GSA Geophysics Division

GEORGE P. WOOLLARD AWARD


Citation for Lisa Tauxe, Scripps Institution of Oceanography
by Dennis Kent, Rutgers University

The George P. Woollard Award is given to an individual who has contributed in an outstanding manner to geology through the application of principals and techniques of geophysics.

Lisa Tauxe is a stellar researcher in earth magnetism. She also teaches, is an accomplished musician, has a family and is active in scientific and civic circles. She has authored or co-authored over 110 papers - including a poignant piece in Eos on juggling dual-careers in academia, nurtured more than a half-dozen PhD students, and hosted a steady stream of post-doctoral scholars. In the process, Lisa has established at Scripps one of the premier paleomagnetics research facilities in the world and herself as one of the preeminent workers in the field.

Her early work was in magnetostratigraphy.  Lisa's first paper as a graduate student was a sole-authored contribution in Nature that dealt with a revision of the age of Miocene hominoids in Asia based on revised magnetostratigraphic correlations in the Siwaliks. Also as a graduate student she went out as the paleomagnetist on DSDP Leg 73 and produced a superb magnetostratigraphy for the Cenozoic.  This record was key to the development of integrated magnetobiostratigraphic time scales and the data are still being used today. In East African continental rift sediments, she was able to confirm that Nick Shackleton got the age of the Brunhes/Matuyama boundary about right using orbital time scales and that the much-debated discrepancy in its age was due to a bias in the traditional potassium-argon dates.  Her ongoing work in magnetostratigraphy has dealt with the precise age registry of important geologic levels, such as the Paleocene/Eocene and Oligocene/Miocene boundaries, for improved global correlation.

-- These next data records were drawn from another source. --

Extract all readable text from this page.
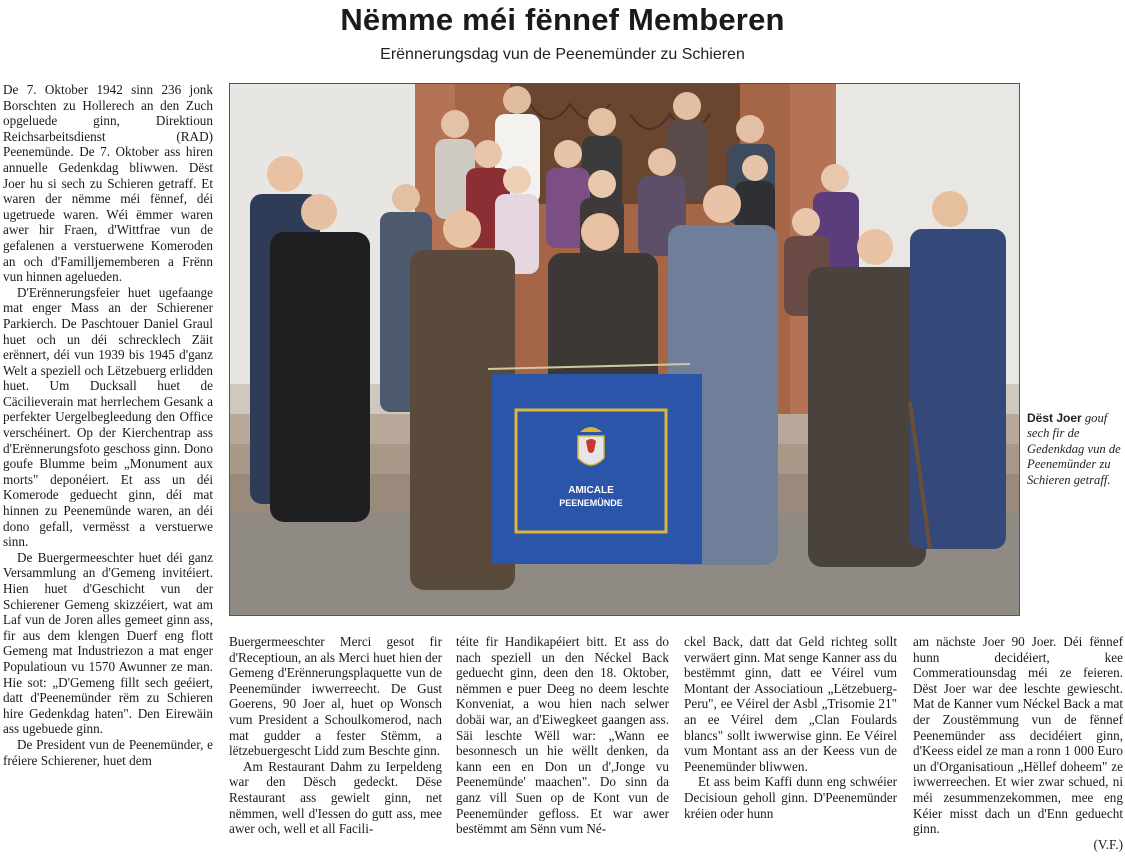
Nëmme méi fënnef Memberen
Erënnerungsdag vun de Peenemünder zu Schieren

De 7. Oktober 1942 sinn 236 jonk Borschten zu Hollerech an den Zuch opgeluede ginn, Direktioun Reichsarbeitsdienst (RAD) Peenemünde. De 7. Oktober ass hiren annuelle Gedenkdag bliwwen. Dëst Joer hu si sech zu Schieren getraff. Et waren der nëmme méi fënnef, déi ugetruede waren. Wéi ëmmer waren awer hir Fraen, d'Wittfrae vun de gefalenen a verstuerwene Komeroden an och d'Familljememberen a Frënn vun hinnen agelueden.

D'Erënnerungsfeier huet ugefaange mat enger Mass an der Schierener Parkierch. De Paschtouer Daniel Graul huet och un déi schrecklech Zäit erënnert, déi vun 1939 bis 1945 d'ganz Welt a speziell och Lëtzebuerg erlidden huet. Um Ducksall huet de Cäcilieverain mat herrlechem Gesank a perfekter Uergelbegleedung den Office verschéinert. Op der Kierchentrap ass d'Erënnerungsfoto geschoss ginn. Dono goufe Blumme beim „Monument aux morts" deponéiert. Et ass un déi Komerode geduecht ginn, déi mat hinnen zu Peenemünde waren, an déi dono gefall, vermësst a verstuerwe sinn.

De Buergermeeschter huet déi ganz Versammlung an d'Gemeng invitéiert. Hien huet d'Geschicht vun der Schierener Gemeng skizzéiert, wat am Laf vun de Joren alles gemeet ginn ass, fir aus dem klengen Duerf eng flott Gemeng mat Industriezon a mat enger Populatioun vu 1570 Awunner ze man. Hie sot: „D'Gemeng fillt sech geéiert, datt d'Peenemünder rëm zu Schieren hire Gedenkdag haten". Den Eirewäin ass ugebuede ginn.

De President vun de Peenemünder, e fréiere Schierener, huet dem

AMICALE
PEENEMÜNDE
Dëst Joer gouf sech fir de Gedenkdag vun de Peenemünder zu Schieren getraff.

Buergermeeschter Merci gesot fir d'Receptioun, an als Merci huet hien der Gemeng d'Erënnerungsplaquette vun de Peenemünder iwwerreecht. De Gust Goerens, 90 Joer al, huet op Wonsch vum President a Schoulkomerod, nach mat gudder a fester Stëmm, a lëtzebuergescht Lidd zum Beschte ginn.

Am Restaurant Dahm zu Ierpeldeng war den Dësch gedeckt. Dëse Restaurant ass gewielt ginn, net nëmmen, well d'Iessen do gutt ass, mee awer och, well et all Facili-

téite fir Handikapéiert bitt. Et ass do nach speziell un den Néckel Back geduecht ginn, deen den 18. Oktober, nëmmen e puer Deeg no deem leschte Konveniat, a wou hien nach selwer dobäi war, an d'Eiwegkeet gaangen ass. Säi leschte Wëll war: „Wann ee besonnesch un hie wëllt denken, da kann een en Don un d',Jonge vu Peenemünde' maachen". Do sinn da ganz vill Suen op de Kont vun de Peenemünder gefloss. Et war awer bestëmmt am Sënn vum Né-

ckel Back, datt dat Geld richteg sollt verwäert ginn. Mat senge Kanner ass du bestëmmt ginn, datt ee Véirel vum Montant der Associatioun „Lëtzebuerg-Peru", ee Véirel der Asbl „Trisomie 21" an ee Véirel dem „Clan Foulards blancs" sollt iwwerwise ginn. Ee Véirel vum Montant ass an der Keess vun de Peenemünder bliwwen.

Et ass beim Kaffi dunn eng schwéier Decisioun geholl ginn. D'Peenemünder kréien oder hunn

am nächste Joer 90 Joer. Déi fënnef hunn decidéiert, kee Commeratiounsdag méi ze feieren. Dëst Joer war dee leschte gewiescht. Mat de Kanner vum Néckel Back a mat der Zoustëmmung vun de fënnef Peenemünder ass decidéiert ginn, d'Keess eidel ze man a ronn 1 000 Euro un d'Organisatioun „Hëllef doheem" ze iwwerreechen. Et wier zwar schued, ni méi zesummenzekommen, mee eng Kéier misst dach un d'Enn geduecht ginn.

(V.F.)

 Lisa is also noted for her work on paleointensity, one of the most difficult parameters of the geomagnetic field to measure but critical to our understanding of its generation and long-term evolution.  She followed two research avenues - relative paleointensity in sediments, where she was able to significantly improve data reliability by developing the rigorous psuedo-Thellier technique, and absolute determinations in igneous rocks, where she pioneered the use of submarine basalt glasses that turn out to be an ideal material for classical Thellier methods.  Some important outcomes of this work are that the mean long-term value for Earth's field intensity may only be about one-half of what had been assumed and intriguingly, that there may be a dependency of the mean intensity on polarity interval length.  

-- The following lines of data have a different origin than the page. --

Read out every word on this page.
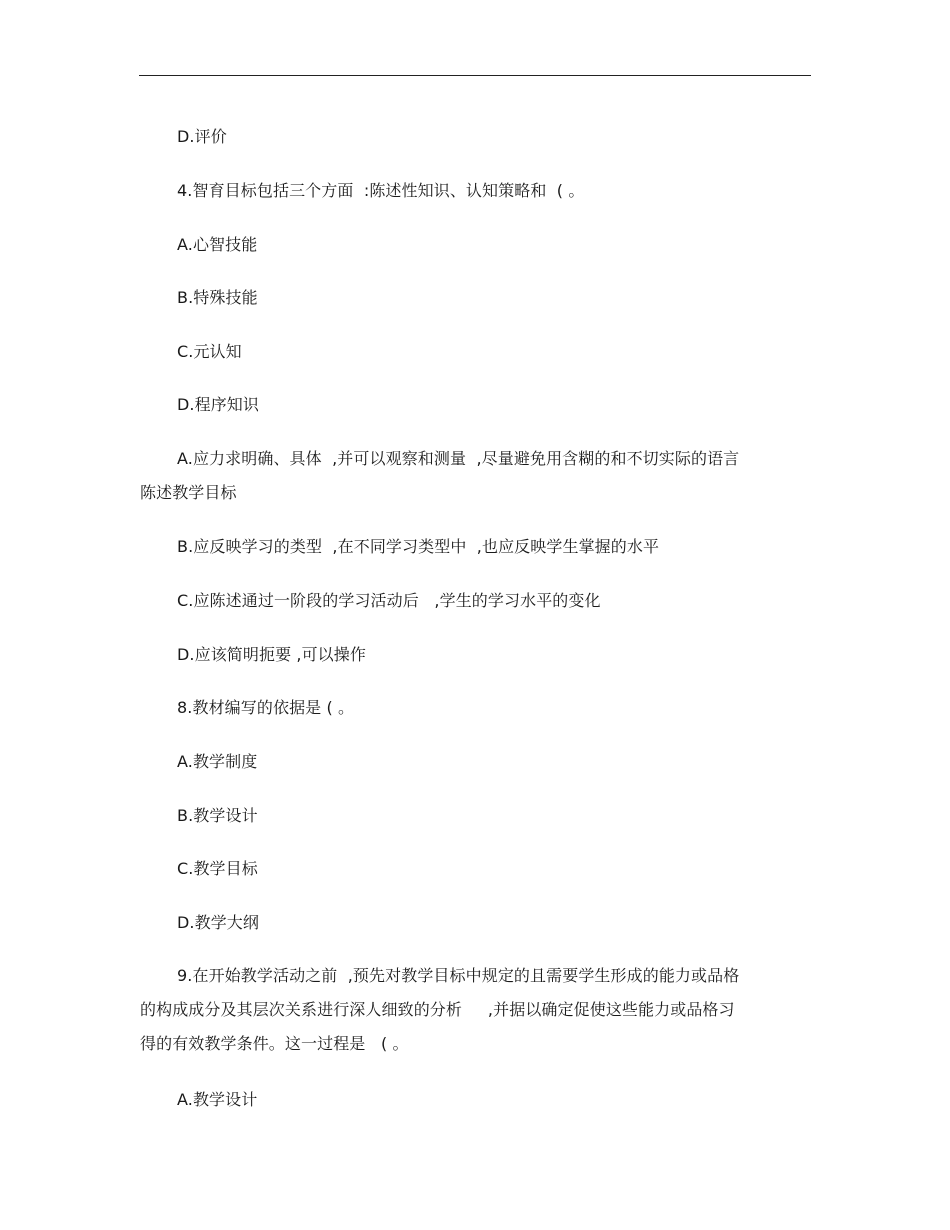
D.评价
4.智育目标包括三个方面  :陈述性知识、认知策略和  ( 。
A.心智技能
B.特殊技能
C.元认知
D.程序知识
A.应力求明确、具体  ,并可以观察和测量  ,尽量避免用含糊的和不切实际的语言
陈述教学目标
B.应反映学习的类型  ,在不同学习类型中  ,也应反映学生掌握的水平
C.应陈述通过一阶段的学习活动后   ,学生的学习水平的变化
D.应该简明扼要 ,可以操作
8.教材编写的依据是 ( 。
A.教学制度
B.教学设计
C.教学目标
D.教学大纲
9.在开始教学活动之前  ,预先对教学目标中规定的且需要学生形成的能力或品格
的构成成分及其层次关系进行深人细致的分析     ,并据以确定促使这些能力或品格习
得的有效教学条件。这一过程是   ( 。
A.教学设计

A major recent interest is TAFI, a collaborative project with geomagnetic theorists, such as her colleagues Cathy Constable and Catherine Johnson at Scripps, and experimentalists, such as Laurie Brown and Neil Opdyke, to obtain a precise and accurate description of the time-averaged geomagnetic field. We can expect that the geocentric axial dipole hypothesis, a central tenet of virtually all paleomagnetic studies, will finally be tested in detail.   

Underlying all her efforts is a profound understanding of statistical methods that need to be employed to derive reliable and testable conclusions.  She is a forceful advocate of techniques novel to our discipline, such as the boot-strap and  jack-knife, to estimate representative values and error limits on distributions ranging from susceptibility ellipsoids for determining magnetic fabrics to the widely used fold test for constraining age of magnetization.  She is a proficient computer programmer and has made a whole package of useful software available in her recent principles and methods book as well as on her website.  

On a more personal note, those of us who know Lisa are completely taken by the enthusiasm and joy with which see approaches scientific problems. We also know that she is very competitive so if you venture into her sphere of interest, you better get it right.

      

  For her contributions to geophysics and to the scientific community, I am pleased to present Lisa Tauxe as the 2003 recipient of the Woollard Award.